Last week we introduced the concept of valvular heart disease, starting with a discussion of how valves in the heart work, and then touching briefly on how they malfunction. Today we’ll be talking about one of the most common forms of valvular dysfunction: aortic stenosis (generally abbreviated “AS”).
AS is increasingly prevalent as we age, though it is not by any means an invariable development. The normal aortic valve has three leaflets or “cusps.” Over time, the leaflets can thicken and develop calcium deposits that limit their mobility. Thickening, by itself, is referred to as aortosclerosis (Greek for “hardening of the aortic valve”). As the leaflets become stiffer, stenosis develops, where the opening for the blood to exit the heart into the aorta becomes smaller. This narrowed opening can be mild, moderate, or severe. It is in the last category that the heart starts to feel the strain of the narrowed orifice. The extra work the heart must perform can lead to chest pain, shortness of breath, and sometimes fainting. With more extreme compromise, a person can have a heart attack, develop congestive heart failure or even sudden death.

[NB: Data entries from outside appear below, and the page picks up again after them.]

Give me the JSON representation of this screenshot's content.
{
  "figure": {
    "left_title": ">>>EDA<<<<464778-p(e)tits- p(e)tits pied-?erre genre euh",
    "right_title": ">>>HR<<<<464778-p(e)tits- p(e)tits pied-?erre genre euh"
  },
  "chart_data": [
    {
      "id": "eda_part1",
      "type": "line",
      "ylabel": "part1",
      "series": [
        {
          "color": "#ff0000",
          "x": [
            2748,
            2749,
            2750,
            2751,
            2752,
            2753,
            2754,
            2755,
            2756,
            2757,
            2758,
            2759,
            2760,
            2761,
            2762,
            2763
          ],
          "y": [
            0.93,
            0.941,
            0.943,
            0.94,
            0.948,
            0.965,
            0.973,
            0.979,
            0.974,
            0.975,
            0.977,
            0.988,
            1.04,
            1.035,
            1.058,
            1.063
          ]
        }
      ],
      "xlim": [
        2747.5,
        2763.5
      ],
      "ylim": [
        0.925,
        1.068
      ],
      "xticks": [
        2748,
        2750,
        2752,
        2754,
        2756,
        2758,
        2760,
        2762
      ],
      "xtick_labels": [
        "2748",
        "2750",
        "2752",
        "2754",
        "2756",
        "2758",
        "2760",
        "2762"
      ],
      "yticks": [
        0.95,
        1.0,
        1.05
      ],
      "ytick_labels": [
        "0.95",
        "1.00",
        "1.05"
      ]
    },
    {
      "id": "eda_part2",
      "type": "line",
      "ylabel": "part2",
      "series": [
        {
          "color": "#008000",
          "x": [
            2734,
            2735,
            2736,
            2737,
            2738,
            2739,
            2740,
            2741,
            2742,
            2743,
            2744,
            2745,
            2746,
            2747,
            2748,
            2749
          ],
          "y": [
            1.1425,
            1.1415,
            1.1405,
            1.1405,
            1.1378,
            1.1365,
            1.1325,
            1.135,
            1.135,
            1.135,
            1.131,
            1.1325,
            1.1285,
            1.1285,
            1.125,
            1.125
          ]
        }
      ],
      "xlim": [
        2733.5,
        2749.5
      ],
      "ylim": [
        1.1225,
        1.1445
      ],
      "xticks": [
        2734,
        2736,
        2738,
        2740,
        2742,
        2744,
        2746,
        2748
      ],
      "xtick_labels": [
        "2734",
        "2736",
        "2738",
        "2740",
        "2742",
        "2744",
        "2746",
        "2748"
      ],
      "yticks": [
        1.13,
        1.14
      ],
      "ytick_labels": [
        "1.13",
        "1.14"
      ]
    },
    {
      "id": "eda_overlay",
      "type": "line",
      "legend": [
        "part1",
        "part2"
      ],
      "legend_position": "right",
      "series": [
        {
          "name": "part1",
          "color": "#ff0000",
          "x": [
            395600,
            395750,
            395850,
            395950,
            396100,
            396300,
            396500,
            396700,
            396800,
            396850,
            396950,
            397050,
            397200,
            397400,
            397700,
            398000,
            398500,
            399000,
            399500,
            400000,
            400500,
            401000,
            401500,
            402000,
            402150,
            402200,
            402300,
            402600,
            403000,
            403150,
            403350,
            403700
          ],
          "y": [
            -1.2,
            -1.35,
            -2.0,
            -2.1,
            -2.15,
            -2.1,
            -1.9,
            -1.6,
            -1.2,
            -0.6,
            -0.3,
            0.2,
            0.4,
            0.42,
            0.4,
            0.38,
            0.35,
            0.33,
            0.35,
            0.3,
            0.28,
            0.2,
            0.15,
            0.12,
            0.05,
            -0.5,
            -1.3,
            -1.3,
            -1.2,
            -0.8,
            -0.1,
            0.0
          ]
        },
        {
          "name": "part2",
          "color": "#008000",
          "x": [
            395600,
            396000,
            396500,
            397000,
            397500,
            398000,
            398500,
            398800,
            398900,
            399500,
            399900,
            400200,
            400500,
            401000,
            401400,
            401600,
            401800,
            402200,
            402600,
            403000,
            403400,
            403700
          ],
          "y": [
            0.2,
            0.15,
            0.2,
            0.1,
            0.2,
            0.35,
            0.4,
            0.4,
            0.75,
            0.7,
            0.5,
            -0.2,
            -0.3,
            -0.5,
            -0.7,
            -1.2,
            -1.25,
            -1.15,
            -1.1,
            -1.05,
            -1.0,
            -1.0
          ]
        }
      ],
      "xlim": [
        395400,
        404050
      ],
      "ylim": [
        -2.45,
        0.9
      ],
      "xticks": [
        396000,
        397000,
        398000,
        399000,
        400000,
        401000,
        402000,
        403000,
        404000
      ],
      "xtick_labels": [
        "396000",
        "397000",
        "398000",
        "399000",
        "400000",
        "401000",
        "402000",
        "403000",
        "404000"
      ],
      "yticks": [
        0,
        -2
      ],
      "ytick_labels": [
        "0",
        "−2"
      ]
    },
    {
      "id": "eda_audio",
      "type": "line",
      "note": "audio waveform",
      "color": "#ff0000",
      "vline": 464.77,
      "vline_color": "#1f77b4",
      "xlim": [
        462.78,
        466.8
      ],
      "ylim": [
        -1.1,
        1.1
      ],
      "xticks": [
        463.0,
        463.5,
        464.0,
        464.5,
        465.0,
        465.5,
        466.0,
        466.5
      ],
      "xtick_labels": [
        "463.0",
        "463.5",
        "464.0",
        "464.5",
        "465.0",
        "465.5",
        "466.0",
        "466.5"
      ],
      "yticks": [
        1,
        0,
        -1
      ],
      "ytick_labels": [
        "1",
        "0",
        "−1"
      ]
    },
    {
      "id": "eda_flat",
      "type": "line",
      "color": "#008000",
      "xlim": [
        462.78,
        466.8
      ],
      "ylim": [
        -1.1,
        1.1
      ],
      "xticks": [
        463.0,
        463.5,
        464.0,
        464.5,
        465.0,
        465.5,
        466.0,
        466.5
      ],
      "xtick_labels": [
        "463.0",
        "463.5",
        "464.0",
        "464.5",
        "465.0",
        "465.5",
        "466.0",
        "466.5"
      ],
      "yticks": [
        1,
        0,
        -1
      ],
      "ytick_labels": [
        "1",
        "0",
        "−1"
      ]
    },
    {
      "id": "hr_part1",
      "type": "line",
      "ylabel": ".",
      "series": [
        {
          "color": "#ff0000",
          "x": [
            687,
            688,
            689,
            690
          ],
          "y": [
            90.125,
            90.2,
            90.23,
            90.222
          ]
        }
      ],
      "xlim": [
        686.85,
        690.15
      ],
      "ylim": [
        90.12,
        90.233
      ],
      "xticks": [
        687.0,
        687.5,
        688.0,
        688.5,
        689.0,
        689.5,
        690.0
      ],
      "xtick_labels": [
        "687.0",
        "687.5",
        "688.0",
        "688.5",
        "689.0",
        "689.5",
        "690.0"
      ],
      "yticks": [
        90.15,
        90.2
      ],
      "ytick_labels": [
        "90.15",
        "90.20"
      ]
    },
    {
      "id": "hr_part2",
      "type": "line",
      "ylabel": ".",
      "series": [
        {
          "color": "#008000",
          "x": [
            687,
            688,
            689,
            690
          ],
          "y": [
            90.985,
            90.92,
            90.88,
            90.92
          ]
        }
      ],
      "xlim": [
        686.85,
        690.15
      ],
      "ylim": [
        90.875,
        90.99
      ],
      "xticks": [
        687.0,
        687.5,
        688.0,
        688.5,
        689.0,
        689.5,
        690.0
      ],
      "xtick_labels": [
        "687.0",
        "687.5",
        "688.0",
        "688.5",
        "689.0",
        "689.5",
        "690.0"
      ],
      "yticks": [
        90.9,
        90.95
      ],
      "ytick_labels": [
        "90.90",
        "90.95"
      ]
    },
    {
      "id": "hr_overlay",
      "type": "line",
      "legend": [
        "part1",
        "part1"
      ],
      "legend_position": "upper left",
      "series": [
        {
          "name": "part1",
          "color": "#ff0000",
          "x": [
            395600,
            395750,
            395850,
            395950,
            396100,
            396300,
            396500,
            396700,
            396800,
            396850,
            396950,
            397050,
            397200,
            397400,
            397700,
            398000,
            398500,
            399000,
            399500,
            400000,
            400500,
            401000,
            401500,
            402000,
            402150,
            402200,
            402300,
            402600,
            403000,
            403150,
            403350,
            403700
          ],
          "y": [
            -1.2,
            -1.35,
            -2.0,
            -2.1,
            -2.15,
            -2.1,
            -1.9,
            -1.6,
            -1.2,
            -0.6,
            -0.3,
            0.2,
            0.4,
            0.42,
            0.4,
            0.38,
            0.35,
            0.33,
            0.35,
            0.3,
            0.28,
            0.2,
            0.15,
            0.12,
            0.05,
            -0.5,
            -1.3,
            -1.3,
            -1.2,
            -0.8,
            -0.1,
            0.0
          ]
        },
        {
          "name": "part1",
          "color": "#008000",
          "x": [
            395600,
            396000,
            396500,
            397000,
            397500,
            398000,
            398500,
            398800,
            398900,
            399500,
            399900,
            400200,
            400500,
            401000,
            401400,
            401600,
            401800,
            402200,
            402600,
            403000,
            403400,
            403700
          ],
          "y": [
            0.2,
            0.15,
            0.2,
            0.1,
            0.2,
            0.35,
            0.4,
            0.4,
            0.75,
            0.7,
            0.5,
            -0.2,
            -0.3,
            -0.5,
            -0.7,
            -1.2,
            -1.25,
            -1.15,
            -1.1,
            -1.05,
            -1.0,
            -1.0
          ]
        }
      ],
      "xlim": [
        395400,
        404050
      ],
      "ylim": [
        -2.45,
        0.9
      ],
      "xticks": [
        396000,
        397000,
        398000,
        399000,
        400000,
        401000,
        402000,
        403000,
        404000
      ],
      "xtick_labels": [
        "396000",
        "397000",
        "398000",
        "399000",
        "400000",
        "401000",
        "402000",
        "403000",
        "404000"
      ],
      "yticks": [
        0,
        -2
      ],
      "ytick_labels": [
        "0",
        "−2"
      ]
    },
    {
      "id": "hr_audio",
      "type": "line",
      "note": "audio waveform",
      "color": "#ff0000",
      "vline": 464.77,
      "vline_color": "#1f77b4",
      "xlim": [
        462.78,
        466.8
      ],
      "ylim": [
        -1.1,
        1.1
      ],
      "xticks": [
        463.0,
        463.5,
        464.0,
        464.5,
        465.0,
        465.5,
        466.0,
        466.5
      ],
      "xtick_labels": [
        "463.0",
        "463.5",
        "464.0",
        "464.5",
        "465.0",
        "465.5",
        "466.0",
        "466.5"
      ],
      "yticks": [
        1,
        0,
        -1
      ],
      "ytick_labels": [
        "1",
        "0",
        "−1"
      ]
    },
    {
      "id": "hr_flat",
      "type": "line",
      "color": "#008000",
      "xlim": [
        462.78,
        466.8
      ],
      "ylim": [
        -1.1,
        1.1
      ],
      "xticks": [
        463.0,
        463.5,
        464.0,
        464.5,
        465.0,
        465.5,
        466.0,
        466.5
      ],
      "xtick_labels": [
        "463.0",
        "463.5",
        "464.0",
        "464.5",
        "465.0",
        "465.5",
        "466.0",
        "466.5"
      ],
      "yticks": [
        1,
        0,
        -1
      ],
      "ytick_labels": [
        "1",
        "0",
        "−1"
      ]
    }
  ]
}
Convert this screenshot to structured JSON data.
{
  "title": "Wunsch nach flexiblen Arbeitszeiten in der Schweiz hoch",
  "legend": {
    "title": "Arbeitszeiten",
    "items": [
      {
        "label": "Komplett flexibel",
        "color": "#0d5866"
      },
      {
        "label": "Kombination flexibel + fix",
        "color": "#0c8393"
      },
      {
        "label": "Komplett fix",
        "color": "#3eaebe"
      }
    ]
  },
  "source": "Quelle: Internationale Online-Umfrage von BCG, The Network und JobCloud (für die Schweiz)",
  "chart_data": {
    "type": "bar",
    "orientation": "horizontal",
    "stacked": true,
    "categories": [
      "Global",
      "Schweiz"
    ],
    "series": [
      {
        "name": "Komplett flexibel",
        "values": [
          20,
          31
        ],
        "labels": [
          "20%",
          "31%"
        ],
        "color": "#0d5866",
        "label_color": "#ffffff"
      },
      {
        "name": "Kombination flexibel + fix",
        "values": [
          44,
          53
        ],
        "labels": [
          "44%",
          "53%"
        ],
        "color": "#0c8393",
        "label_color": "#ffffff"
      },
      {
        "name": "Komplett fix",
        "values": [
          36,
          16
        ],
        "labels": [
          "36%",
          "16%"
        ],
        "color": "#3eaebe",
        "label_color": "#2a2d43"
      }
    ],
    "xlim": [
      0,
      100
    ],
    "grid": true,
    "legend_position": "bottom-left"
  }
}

The development of AS generally doesn’t happen until after the age of 65 or so. However, some people are born with only two aortic leaflets and have what we call a bicuspid aortic valve. These valves age more quickly, and patients sometimes develop severe AS in their 50s and early 60s (rarely even in their 40s). There is no known medical therapy for AS, meaning no medications that help open the valve or reverse the process of thickening and calcification. So, traditionally, when a person developed symptoms of severe AS—whether it was chest pain or pressure, shortness of breath, or fainting—open heart surgery to replace the valve was the only option. This operation involves opening the chest and cutting out the old valve and then putting in a new one—either bioprosthetic (biologic—generally from a cow, a pig, or a human cadaver), or a mechanical valve. The advantage of the latter is that it is more durable and generally lasts longer, putting off the need for a reoperation for as many as 25 years or more. The disadvantage is that a person needs to be anticoagulated with warfarin for the rest of his or her life.
In the last several years, though, there is another option for patients with severe AS: TAVR (transcutaneous aortic valve replacement), where a bioprosthetic valve is delivered into the aorta through a catheter placed through the groin (or, less commonly, across the chest wall) and “deployed” inside the old diseased valve during balloon inflation there. While it is still a complicated procedure that carries some risk, it is generally safer than an open-heart operation and has become the procedure of choice in the elderly or in people with serious medical conditions like COPD that make surgery much riskier. In fact, we are now utilizing this less invasive procedure for replacing the aortic valve in moderate risk patients.
Thus, while AS can be a life-threatening problem, it is curable with valve replacement. And now that TAVR is available, more people are candidates for this life-saving procedure.